Saturday, June 04, 2016

The Consumer Is In Good Financial Shape

With the weak nonfarm payroll report on Friday, heightened concern arose about the pace of economic growth or lack thereof. Pundits and market indicators believe a Fed rate increase in June is off the table. A weak payroll report is an indicator of a weakening economy and certainly the trend in nonfarm payrolls has been a declining one. This declining trend has been in place over several months, +233,000 in February, +186,000 in March, +123,000 in April and +38,000 in May. Determining what this means as investors look ahead for the balance of the year is important. I believe Scott Grannis provides good insight on Friday's report and implications for the months ahead in his post, No Improvement in the Jobs Market.

The weak payroll report comes on the back of some weakness in the manufacturing data. For example, in late May the Durable Goods report saw core capital goods orders decline a .8%. However, there are some bright spots in a few of the manufacturing reports. For example, Econoday noted, "There are...solid points of strength in the report including 0.6 percent gains for both total shipments and total unfilled orders. The gain for unfilled orders is the largest since July 2014. Another plus is a 0.2 percent decline in inventories which pulls down the inventory-to-shipments ratio to a leaner 1.65 from 1.67. A graph of the unfilled orders chart is below. A small positive is the fact unfilled orders have increased in three of the last four months.

The consumer accounts for about 70% of economic activity (GDP) and their health is critical to economic activity. In this regard, there are many positives with consumers overall.
  • University of Michigan Consumer Sentiment: The May sentiment survey showed an increase of 5.7 points compared to the April report. The May report noted, "consumers became more optimistic about their financial prospects and anticipated a somewhat lower inflation rate in the years ahead. Positive views toward vehicle and home sales also posted gains in May largely due to low interest rates."
  • Retail Sales: The positive consumer sentiment report also carries over into retail sales. The favorable report was spread across many of the categories, autos up 3.2%, non-store retailers (e-commerce) up 2.% for the month and up 10.2% versus April last year. Overall for April, retail sales were up 1.3% and up 3.0% on a year over year basis. The next retail sales report comes in about ten days. This growth in retail sales is evident in the below chart. A cautionary observation is the rise in both the retail inventory to sales ratio and the manufactures inventory to sales ratio. On the positive side, the above noted durable goods report indicated inventory of manufactured durable goods is down in nine of the last ten months which has pulled down the inventory to shipments ratio.
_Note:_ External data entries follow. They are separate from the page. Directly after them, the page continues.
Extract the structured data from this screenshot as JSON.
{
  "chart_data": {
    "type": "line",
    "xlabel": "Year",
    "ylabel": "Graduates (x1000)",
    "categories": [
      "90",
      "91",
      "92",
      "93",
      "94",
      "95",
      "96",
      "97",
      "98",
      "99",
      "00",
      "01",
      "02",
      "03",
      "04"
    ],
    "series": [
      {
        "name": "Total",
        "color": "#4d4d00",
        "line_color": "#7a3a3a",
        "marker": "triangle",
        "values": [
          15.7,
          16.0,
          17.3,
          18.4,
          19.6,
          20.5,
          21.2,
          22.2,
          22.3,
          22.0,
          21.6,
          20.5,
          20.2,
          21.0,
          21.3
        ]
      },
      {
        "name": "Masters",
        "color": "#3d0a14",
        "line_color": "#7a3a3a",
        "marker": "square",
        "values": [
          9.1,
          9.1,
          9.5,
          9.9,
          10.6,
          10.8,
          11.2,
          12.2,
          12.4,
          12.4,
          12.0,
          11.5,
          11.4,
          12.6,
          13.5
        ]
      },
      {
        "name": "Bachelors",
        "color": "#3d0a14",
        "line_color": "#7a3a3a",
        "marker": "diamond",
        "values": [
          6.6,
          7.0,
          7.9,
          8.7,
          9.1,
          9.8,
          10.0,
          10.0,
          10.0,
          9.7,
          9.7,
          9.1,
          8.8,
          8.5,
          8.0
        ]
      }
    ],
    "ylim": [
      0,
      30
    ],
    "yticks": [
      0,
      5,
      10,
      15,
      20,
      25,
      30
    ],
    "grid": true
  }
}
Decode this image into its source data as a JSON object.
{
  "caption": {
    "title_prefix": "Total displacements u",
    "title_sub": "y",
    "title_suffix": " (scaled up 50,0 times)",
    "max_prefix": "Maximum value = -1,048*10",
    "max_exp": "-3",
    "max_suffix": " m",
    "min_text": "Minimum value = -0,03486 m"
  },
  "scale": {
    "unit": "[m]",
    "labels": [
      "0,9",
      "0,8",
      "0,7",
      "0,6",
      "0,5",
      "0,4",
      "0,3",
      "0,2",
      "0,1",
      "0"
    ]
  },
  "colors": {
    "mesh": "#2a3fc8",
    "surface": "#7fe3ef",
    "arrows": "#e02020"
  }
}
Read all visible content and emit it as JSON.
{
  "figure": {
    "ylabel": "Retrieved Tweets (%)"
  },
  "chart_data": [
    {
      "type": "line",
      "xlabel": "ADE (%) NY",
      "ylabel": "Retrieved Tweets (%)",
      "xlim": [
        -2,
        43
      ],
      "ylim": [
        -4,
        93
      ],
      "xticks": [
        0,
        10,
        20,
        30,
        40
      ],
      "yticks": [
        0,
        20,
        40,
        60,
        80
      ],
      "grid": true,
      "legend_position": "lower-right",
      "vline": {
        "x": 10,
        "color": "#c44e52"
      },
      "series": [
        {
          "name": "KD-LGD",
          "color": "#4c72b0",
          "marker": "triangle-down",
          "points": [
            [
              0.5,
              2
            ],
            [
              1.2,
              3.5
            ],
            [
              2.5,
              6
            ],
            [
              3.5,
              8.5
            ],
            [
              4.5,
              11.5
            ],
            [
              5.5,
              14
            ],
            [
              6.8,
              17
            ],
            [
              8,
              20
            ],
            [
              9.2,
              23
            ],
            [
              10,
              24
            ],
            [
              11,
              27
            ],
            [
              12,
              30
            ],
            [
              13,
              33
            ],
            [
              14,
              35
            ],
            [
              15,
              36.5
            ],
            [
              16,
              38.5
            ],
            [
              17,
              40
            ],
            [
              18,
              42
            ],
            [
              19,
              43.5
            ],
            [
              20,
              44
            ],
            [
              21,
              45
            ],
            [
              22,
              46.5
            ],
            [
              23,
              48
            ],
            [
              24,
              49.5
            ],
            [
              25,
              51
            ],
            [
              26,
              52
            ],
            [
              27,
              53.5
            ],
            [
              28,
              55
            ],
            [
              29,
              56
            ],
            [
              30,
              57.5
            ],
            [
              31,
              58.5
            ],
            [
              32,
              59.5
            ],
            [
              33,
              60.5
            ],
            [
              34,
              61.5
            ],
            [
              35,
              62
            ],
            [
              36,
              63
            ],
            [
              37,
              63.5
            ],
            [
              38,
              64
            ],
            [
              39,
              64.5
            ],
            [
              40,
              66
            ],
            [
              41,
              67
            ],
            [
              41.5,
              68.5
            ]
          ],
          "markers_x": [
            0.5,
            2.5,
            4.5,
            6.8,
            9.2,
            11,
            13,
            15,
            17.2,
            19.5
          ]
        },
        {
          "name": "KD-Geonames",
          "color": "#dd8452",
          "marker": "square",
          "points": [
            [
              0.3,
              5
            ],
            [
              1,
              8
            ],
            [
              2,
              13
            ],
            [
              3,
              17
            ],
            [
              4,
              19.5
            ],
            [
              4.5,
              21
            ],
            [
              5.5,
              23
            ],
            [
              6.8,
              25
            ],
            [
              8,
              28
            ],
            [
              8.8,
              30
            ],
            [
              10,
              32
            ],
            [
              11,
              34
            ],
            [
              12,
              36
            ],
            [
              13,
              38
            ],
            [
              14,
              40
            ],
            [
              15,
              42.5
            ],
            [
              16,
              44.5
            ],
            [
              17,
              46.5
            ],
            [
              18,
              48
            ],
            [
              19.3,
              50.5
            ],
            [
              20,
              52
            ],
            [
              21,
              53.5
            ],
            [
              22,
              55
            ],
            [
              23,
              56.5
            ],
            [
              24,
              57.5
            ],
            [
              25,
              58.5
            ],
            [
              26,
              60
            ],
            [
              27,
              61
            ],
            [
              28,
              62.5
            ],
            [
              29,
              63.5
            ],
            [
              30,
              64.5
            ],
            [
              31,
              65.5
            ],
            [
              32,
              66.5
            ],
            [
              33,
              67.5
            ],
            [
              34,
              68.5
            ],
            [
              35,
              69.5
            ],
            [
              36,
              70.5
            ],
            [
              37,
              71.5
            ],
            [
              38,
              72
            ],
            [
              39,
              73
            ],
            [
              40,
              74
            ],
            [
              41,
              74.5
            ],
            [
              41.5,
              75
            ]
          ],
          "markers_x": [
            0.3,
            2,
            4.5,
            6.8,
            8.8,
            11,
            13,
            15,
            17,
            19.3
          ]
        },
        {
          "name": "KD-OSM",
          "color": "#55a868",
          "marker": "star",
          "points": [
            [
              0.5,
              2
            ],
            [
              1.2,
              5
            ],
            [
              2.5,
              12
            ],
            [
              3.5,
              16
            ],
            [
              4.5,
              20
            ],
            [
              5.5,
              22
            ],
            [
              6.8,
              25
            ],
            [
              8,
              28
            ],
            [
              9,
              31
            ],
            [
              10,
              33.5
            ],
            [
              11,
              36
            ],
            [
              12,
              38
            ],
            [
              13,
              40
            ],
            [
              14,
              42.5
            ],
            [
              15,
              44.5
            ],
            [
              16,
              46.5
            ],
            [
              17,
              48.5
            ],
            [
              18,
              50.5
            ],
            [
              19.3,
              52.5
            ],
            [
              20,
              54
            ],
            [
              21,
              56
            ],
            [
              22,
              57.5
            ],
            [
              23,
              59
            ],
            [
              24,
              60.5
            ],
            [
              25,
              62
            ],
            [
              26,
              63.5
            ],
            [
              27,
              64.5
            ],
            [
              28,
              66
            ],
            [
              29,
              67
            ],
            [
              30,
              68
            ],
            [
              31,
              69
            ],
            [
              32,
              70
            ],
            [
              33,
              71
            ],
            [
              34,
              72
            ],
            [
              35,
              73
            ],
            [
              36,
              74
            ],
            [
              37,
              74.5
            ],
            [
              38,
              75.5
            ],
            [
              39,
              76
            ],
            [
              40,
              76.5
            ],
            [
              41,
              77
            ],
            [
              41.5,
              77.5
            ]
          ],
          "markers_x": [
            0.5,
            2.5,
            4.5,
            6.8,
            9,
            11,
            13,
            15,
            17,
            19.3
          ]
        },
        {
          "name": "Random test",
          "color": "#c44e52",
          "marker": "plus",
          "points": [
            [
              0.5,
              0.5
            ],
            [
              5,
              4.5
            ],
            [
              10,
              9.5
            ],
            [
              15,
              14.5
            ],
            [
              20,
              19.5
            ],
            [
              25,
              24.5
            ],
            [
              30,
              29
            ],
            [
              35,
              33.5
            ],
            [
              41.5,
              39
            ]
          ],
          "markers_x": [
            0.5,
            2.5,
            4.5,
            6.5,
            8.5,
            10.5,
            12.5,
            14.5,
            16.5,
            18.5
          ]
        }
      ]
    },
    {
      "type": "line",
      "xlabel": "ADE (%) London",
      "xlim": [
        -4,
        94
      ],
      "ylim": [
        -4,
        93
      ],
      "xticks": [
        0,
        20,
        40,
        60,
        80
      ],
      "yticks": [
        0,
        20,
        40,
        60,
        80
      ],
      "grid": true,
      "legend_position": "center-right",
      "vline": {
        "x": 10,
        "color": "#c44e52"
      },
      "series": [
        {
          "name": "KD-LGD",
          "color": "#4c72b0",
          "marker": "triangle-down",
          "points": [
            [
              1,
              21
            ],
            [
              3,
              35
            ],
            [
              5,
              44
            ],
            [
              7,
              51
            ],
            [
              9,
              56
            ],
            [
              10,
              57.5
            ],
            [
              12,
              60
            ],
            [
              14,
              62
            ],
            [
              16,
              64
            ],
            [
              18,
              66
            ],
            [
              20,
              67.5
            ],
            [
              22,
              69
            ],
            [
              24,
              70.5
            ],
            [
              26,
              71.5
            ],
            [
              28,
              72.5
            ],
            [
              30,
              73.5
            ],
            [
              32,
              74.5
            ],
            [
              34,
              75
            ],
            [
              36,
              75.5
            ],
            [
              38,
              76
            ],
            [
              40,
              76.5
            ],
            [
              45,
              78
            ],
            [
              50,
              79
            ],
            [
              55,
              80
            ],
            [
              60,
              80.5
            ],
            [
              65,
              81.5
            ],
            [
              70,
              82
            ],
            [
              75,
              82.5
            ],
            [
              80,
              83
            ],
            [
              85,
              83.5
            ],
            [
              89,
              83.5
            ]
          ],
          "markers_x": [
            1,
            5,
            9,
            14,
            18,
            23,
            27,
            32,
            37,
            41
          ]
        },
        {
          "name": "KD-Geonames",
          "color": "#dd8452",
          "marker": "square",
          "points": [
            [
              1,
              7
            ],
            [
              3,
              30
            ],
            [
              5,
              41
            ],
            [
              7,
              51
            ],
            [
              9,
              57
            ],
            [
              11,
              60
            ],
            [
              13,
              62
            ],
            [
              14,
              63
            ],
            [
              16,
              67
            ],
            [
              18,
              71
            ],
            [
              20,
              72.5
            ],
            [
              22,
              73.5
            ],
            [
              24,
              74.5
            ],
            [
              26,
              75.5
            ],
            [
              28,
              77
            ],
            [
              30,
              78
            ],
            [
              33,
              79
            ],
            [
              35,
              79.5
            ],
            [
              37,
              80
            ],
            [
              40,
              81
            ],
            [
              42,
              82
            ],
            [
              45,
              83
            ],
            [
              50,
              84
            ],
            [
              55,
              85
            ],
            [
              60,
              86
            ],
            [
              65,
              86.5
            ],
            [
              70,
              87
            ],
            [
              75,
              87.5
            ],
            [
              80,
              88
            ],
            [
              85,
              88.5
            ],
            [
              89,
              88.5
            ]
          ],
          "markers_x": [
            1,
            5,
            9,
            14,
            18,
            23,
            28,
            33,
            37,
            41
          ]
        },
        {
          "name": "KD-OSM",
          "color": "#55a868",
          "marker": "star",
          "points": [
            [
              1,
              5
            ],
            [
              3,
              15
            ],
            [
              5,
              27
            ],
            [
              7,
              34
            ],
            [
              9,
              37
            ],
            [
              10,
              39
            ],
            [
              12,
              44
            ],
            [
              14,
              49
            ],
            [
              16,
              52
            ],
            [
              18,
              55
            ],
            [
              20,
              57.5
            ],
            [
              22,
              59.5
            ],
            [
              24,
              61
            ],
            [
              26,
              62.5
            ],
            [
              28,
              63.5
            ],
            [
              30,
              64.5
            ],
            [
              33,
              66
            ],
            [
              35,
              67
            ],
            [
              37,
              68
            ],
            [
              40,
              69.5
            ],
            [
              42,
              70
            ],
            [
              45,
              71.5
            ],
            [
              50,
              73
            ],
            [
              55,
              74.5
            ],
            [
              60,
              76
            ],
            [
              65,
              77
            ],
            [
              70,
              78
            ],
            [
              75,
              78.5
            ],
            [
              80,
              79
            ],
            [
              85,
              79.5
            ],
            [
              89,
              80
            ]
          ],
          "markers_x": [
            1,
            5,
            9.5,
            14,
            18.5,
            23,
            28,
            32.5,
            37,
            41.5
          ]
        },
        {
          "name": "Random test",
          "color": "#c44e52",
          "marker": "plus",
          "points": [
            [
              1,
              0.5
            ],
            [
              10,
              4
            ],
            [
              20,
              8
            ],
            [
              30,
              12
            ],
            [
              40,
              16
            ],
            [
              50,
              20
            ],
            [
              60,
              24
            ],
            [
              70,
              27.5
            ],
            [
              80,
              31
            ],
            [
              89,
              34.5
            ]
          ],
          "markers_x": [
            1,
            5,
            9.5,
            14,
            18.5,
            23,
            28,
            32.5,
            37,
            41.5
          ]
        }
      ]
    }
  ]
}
A final question revolves around how are consumers financing this spending. Clearly, the below chart shows borrowing has been an important source of funds.

This increase in consumer credit outstanding certainly raises the question of the ability of these consumers to repay their debts. Positively, debt payments as a percentage of disposable income remain at levels seen in the early 1980s and down from the 2004 high of 13.2%.

Manufacturing sector growth has slowed to a snails pace as well. In our view this has become the norm in this subpar GDP growth economy. As the below chart shows, the Composite PMI is near contraction, not unlike the economy has experienced a number of times since the end of the financial crisis.

Source: TalkMarkets

In summary, Friday's payroll report probably puts the Fed on hold for a rate increase this month. Reading the Grannis article mentioned in the opening paragraph places Friday's report in proper perspective. Data suggests the consumer is on pretty sound footing and they are responsible for more than two thirds of economic activity. Given the consumer is a fairly good shape, we believe this factor provides support for continued economic growth, albeit subpar growth. On top of all of this is the fact consumers, businesses and investors will continue to face election year rhetoric that most likely leads to continued market volatility. However, a recession does not seem in the cards at the moment.